Perfino una misura, del tutto insufficiente, come il reddito di cittadinanza – in un paese dove i dati sulla povertà assoluta, soprattutto al Sud, diventano ogni giorno più allarmanti e dove quei pochi spiccioli sono stati l’unica possibilità di sostentamento per milioni di persone – viene presentata come una spesa insostenibile e inutile e viene sottoposta a criteri di accesso sempre più rigidi che ne limitano la fruizione.
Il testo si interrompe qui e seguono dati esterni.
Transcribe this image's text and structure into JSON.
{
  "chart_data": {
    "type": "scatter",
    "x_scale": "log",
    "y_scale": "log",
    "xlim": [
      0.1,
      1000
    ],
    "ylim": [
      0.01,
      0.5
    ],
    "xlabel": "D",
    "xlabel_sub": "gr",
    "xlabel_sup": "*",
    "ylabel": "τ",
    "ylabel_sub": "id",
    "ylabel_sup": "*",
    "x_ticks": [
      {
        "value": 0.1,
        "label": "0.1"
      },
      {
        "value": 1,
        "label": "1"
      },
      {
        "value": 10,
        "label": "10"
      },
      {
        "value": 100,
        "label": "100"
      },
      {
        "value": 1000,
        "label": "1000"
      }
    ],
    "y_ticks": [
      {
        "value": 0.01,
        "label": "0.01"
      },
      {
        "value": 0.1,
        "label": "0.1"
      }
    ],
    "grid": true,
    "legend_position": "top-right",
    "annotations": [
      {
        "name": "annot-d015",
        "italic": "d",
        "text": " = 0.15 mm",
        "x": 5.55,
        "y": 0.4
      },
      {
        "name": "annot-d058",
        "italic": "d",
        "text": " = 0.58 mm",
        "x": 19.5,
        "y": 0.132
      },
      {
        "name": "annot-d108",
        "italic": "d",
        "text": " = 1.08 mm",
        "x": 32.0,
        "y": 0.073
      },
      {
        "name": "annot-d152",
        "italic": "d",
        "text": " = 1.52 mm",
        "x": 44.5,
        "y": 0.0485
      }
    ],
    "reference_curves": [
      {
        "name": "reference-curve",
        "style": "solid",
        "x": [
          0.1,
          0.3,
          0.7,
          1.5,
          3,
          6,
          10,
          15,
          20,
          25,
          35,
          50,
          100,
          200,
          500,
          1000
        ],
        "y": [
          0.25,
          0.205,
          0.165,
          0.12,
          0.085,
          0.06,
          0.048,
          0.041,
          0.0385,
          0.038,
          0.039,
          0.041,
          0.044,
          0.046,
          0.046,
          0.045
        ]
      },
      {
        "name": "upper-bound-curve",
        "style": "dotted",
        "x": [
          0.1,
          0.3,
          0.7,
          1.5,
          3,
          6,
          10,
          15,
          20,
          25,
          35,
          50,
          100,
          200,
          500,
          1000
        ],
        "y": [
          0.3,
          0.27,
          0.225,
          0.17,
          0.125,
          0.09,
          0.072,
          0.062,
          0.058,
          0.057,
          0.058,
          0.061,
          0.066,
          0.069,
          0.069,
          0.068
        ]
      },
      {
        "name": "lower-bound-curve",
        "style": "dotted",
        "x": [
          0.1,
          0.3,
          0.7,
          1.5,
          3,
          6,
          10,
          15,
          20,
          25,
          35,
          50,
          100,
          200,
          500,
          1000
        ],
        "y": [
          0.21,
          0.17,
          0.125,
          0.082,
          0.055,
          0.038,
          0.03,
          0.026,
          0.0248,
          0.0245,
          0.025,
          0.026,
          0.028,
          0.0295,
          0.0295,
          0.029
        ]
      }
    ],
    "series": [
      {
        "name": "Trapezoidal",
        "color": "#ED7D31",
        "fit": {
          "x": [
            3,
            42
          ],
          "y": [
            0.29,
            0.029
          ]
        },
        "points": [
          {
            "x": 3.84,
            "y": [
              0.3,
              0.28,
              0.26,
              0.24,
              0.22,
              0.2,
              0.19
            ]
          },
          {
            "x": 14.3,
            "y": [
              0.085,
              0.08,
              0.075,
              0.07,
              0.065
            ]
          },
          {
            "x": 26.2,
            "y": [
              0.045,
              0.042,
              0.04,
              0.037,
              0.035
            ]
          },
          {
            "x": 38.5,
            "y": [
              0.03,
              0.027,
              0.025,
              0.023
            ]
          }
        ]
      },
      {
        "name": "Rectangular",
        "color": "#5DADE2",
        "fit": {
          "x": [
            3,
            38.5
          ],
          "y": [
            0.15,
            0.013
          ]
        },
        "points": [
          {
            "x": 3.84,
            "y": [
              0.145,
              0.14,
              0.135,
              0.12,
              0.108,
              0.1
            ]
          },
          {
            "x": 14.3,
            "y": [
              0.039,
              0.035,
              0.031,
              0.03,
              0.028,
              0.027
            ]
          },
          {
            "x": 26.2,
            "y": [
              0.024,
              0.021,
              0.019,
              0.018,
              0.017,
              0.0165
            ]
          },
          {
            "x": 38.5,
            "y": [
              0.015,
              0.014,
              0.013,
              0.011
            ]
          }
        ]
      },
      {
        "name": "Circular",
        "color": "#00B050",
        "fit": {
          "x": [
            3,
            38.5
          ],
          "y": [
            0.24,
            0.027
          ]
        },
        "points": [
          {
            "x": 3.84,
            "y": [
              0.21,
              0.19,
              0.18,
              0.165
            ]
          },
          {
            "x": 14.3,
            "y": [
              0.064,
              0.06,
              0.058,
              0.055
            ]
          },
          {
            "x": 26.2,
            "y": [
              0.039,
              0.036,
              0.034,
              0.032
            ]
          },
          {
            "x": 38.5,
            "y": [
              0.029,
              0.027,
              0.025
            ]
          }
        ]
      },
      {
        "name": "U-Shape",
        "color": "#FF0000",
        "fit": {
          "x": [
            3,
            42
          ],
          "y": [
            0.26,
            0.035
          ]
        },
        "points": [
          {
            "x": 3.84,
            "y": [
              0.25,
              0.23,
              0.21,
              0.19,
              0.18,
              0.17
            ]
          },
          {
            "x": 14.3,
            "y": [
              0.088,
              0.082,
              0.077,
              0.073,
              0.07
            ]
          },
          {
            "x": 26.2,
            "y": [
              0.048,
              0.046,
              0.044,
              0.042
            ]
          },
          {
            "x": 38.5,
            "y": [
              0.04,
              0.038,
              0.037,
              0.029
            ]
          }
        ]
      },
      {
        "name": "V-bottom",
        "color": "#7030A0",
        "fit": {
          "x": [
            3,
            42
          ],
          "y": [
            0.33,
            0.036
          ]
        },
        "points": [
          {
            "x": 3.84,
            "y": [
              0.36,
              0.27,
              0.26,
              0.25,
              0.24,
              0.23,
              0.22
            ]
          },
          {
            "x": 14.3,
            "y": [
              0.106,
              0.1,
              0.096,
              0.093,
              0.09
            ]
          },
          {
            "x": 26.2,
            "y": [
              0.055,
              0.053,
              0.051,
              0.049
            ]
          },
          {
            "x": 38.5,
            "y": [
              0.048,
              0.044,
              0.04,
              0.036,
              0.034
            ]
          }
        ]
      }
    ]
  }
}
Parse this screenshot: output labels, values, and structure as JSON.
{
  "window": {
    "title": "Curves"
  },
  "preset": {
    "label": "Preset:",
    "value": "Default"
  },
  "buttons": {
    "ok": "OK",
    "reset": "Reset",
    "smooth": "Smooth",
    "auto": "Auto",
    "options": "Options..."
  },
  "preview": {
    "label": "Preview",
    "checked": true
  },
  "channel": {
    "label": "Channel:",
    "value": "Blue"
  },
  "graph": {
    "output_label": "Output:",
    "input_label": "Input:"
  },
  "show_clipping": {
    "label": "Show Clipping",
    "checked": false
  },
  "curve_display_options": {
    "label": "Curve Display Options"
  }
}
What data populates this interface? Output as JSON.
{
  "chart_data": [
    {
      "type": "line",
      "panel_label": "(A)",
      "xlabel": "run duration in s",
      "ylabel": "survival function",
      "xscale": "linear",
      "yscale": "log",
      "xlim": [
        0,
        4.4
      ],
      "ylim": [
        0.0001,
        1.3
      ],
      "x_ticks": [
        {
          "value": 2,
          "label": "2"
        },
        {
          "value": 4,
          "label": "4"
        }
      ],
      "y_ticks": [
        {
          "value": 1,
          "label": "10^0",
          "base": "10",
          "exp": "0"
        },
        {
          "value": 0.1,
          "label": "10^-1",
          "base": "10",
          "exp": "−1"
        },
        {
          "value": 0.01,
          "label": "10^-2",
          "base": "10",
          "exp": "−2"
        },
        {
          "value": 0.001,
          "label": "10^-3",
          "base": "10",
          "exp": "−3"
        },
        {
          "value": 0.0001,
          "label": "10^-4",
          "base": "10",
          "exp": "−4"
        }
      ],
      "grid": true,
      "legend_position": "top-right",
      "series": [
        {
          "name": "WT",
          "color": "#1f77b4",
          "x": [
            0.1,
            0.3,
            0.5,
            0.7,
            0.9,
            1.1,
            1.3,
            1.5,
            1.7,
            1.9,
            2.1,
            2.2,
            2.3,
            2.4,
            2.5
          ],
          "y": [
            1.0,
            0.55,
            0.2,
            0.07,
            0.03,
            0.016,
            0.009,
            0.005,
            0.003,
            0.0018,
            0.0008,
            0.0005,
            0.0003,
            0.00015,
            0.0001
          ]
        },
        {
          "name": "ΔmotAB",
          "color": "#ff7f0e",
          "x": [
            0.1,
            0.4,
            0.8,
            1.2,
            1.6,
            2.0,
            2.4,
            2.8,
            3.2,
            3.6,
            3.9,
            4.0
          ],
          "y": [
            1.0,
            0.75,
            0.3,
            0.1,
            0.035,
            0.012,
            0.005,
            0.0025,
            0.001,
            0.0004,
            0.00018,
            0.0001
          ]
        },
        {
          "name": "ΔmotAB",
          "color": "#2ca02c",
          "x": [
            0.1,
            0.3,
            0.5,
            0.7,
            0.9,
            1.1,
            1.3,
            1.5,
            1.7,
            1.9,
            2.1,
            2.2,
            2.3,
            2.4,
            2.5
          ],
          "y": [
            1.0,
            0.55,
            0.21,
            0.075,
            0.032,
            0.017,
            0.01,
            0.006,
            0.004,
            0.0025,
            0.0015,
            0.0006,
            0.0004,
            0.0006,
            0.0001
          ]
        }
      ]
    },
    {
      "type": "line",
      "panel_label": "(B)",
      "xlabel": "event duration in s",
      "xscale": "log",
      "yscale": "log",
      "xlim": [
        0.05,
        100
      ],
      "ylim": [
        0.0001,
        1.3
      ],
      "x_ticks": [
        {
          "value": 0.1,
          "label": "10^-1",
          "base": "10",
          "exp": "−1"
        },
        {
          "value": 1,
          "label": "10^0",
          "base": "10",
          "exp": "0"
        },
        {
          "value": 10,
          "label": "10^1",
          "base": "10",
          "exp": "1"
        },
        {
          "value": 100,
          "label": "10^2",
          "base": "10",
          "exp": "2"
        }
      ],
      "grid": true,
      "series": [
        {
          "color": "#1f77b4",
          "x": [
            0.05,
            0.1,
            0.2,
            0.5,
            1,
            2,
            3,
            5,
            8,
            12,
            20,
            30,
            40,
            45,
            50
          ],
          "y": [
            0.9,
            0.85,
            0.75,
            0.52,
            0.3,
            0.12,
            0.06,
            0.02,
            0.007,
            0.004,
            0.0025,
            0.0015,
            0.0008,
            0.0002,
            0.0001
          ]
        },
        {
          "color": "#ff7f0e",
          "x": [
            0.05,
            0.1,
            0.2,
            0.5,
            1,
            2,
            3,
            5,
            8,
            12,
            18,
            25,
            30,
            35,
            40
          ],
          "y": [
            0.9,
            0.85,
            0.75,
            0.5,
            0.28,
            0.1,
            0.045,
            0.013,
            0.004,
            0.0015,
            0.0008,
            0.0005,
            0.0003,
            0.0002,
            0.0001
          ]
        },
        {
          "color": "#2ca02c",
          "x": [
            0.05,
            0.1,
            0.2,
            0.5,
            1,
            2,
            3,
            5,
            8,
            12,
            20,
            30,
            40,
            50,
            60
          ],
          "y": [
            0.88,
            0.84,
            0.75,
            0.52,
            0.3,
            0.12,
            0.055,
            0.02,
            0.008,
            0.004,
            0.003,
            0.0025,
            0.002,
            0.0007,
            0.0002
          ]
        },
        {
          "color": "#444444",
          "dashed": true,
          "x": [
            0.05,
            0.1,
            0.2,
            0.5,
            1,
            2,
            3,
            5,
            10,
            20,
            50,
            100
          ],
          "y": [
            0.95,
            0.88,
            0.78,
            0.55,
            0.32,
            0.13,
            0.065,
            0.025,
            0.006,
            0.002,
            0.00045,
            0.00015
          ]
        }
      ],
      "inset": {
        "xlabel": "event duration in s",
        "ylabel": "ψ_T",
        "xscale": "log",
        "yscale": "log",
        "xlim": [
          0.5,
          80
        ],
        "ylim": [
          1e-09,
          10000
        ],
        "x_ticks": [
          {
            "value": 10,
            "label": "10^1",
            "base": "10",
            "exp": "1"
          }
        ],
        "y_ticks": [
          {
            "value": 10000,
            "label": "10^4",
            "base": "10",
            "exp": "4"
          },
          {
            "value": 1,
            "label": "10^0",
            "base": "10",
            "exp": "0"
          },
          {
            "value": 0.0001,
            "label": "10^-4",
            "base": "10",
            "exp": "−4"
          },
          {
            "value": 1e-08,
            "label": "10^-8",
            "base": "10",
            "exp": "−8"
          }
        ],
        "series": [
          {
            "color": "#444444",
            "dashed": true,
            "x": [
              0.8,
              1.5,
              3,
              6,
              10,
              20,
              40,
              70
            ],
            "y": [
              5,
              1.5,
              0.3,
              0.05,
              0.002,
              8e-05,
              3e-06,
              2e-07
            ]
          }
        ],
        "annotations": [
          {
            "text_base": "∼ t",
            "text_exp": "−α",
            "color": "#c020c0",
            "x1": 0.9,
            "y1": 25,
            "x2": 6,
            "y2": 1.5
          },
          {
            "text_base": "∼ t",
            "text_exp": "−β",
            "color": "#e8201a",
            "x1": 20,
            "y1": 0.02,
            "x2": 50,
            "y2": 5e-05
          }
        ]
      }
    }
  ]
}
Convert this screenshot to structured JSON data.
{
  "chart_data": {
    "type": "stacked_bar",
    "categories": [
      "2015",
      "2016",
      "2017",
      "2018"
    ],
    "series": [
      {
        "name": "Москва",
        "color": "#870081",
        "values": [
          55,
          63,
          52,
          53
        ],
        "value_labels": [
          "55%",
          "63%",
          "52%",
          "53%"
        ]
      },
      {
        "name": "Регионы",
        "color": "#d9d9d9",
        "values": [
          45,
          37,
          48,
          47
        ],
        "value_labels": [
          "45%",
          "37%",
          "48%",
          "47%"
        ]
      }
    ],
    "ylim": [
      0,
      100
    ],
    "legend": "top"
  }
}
Soldi che invece sembrano non mancare mai per finanziare le spese militari e l’industria degli armamenti.
I nostri territori non sono dunque altro che serbatoi di ricchezza – in varie forme – da accaparrare, dove le questioni sociali sono invisibilizzate e derubricate a costi inevitabili, e le contraddizioni e i conflitti potenziali generati dal neoliberismo sono trasformati in narrazioni criminalizzanti sull’insicurezza e il degrado, aprendo la via all’ideologia del decoro, all’intervento repressivo, al carcere.
D’altra parte marginalizzazione e repressione non sembrano disturbare in nessun modo la quotidianità della valorizzazione neoliberista e dell’ipocrita democrazia occidentale, che, anzi, vanno perfettamente d’accordo con l’esclusione e la violenza feroce che si abbattono sulle persone migranti e sui corpi e sulle soggettività non conformi. Il nuovo governo delle destre fasciste promette già di condire il tutto con nuovi autoritarismi e con una prospettiva ancora più razzista, patriarcale e omo/trans-fobica, con generale soddisfazione dei mercati e della finanza, preoccupati unicamente della stabilità della compagine di governo e dell’attuazione delle riforme.
Il 5 novembre saremo in piazza per rispondere alla chiamata del Movimento dei disoccupati “7 novembre”. Mai come in questo momento crediamo sia necessario riappropriarci delle piazze e delle strade, diffondere autogestione e partecipazione diretta, nella consapevolezza che qualsiasi forma di delega non può che riprodurre un sistema sociale ed economico insostenibile.
Vogliamo rivendicare un reddito universale e incondizionato per tutte e tutti per liberarci da un sistema fondato sullo sfruttamento e sull’oppressione, iniziare a costruire società e comunità inclusive e senza confini, libere da qualsiasi processo di marginalizzazione ed esclusione.